Meera Syal is a writer and actress and can be seen in Shirley Valentine at the Trafalgar Studios (until October 30).

Art critic John McEwen comments:
‘This is the third of four ‘Sunflower’ pictures van Gogh painted in Arles in August 1888, two of which he hung in Paul Gauguin’s designated bedroom at 2, Lamartine Place (aka the Yellow House), the rented premises he hoped they would share. Gauguin eventually arrived in October. Vincent wanted Gauguin to help him found an association of painters in the South of France with the intention of it benefiting them all financially.

Gauguin (born 1848) was to be the leader. Gauguin had previously swapped a painting with Vincent and done business with his art-dealer brother, Theo, but he had to be bribed to stay in Arles. Theo guaranteed to buy one painting from him a month (for 150 francs a time) during his residence. Gauguin was dependent on Theo and felt guilty about Vincent, who was ‘ill and suffers’. He remained with them until Vincent’s self-mutilation at Christmas, and he never forgot the ‘Sunflowers’. ‘It’s… it’s…the flower!’ had been his first stunned reaction. Years later, he recalled ‘the yellow sun that passes through the yellow curtains of my room floods all this fluorescence with gold’.
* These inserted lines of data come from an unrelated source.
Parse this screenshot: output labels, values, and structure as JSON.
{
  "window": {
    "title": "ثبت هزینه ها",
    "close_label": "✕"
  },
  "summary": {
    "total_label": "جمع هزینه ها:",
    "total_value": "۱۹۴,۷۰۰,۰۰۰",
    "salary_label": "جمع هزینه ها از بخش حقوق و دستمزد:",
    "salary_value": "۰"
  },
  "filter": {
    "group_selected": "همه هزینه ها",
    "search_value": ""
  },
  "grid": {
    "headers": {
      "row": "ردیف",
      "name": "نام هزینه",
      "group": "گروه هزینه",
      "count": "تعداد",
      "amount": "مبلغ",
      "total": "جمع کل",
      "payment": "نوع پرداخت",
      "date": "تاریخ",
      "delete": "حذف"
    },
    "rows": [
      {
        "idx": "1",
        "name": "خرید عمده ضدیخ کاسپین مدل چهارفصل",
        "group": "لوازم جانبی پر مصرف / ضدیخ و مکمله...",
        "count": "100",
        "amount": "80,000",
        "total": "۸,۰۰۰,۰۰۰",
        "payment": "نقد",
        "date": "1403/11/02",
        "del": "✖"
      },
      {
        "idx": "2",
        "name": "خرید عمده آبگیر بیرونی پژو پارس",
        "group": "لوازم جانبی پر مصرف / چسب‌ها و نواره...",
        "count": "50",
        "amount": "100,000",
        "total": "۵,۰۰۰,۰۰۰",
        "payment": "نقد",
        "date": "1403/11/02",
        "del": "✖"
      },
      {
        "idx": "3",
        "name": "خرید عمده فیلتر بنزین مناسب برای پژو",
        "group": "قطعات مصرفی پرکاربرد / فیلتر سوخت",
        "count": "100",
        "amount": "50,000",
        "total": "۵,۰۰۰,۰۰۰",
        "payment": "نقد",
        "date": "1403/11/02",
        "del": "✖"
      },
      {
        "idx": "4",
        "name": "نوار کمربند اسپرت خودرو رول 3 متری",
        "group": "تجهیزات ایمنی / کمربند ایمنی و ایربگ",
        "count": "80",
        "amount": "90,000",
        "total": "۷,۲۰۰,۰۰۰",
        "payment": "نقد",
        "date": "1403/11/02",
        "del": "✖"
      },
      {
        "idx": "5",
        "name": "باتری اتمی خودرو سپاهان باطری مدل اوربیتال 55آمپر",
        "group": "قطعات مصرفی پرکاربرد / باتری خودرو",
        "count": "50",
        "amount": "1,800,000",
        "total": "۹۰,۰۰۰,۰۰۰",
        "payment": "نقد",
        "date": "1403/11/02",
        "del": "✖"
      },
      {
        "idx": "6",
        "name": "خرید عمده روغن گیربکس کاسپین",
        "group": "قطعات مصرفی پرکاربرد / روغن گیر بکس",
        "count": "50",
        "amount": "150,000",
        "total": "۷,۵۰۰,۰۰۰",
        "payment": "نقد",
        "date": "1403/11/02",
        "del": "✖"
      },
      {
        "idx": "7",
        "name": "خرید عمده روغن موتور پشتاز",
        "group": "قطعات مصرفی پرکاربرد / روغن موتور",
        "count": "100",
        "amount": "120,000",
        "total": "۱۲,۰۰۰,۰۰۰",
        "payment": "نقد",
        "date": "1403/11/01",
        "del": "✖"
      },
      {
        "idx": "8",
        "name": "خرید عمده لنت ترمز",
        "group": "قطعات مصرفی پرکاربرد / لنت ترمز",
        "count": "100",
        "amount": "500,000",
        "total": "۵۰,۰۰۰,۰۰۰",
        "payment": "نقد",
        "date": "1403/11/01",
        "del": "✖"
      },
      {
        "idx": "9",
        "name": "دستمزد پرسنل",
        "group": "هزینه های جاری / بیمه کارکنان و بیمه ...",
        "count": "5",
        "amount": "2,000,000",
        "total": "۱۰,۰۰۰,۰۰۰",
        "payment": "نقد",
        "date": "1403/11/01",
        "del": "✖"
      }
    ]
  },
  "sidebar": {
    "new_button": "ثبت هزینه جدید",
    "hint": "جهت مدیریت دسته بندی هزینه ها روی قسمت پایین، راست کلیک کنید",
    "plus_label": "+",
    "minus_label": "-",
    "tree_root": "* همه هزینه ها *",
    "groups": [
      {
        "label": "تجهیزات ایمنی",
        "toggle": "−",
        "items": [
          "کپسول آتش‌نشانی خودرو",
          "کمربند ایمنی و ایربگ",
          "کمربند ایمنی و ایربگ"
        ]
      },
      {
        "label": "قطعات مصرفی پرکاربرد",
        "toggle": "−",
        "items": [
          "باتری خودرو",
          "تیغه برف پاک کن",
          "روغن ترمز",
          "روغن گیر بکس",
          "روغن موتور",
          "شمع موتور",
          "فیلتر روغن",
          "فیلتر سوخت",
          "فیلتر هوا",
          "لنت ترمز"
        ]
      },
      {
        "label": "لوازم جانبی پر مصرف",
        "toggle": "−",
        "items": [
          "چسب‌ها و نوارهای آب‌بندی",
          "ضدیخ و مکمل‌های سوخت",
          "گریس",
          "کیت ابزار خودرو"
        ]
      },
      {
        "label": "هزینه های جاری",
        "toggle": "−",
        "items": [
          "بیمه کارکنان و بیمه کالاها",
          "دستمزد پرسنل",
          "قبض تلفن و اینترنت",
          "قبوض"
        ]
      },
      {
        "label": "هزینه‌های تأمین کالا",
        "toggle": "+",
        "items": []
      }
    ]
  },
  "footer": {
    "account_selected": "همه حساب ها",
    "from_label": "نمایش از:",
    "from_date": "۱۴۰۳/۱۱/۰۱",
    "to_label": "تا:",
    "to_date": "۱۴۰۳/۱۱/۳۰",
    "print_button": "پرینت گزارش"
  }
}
As for Vincent, he subsequently rationalised to Theo: ‘Old Gauguin and I understand each other basically, and if we are a bit mad, what of it?’ Vincent painted three repeat Sunflowers in January 1890. The most recent auction price (1987) for one of the seven was $40 million. The Yellow House was partially destroyed by a bomb in the Second World War. Today, the whole area has been redeveloped.’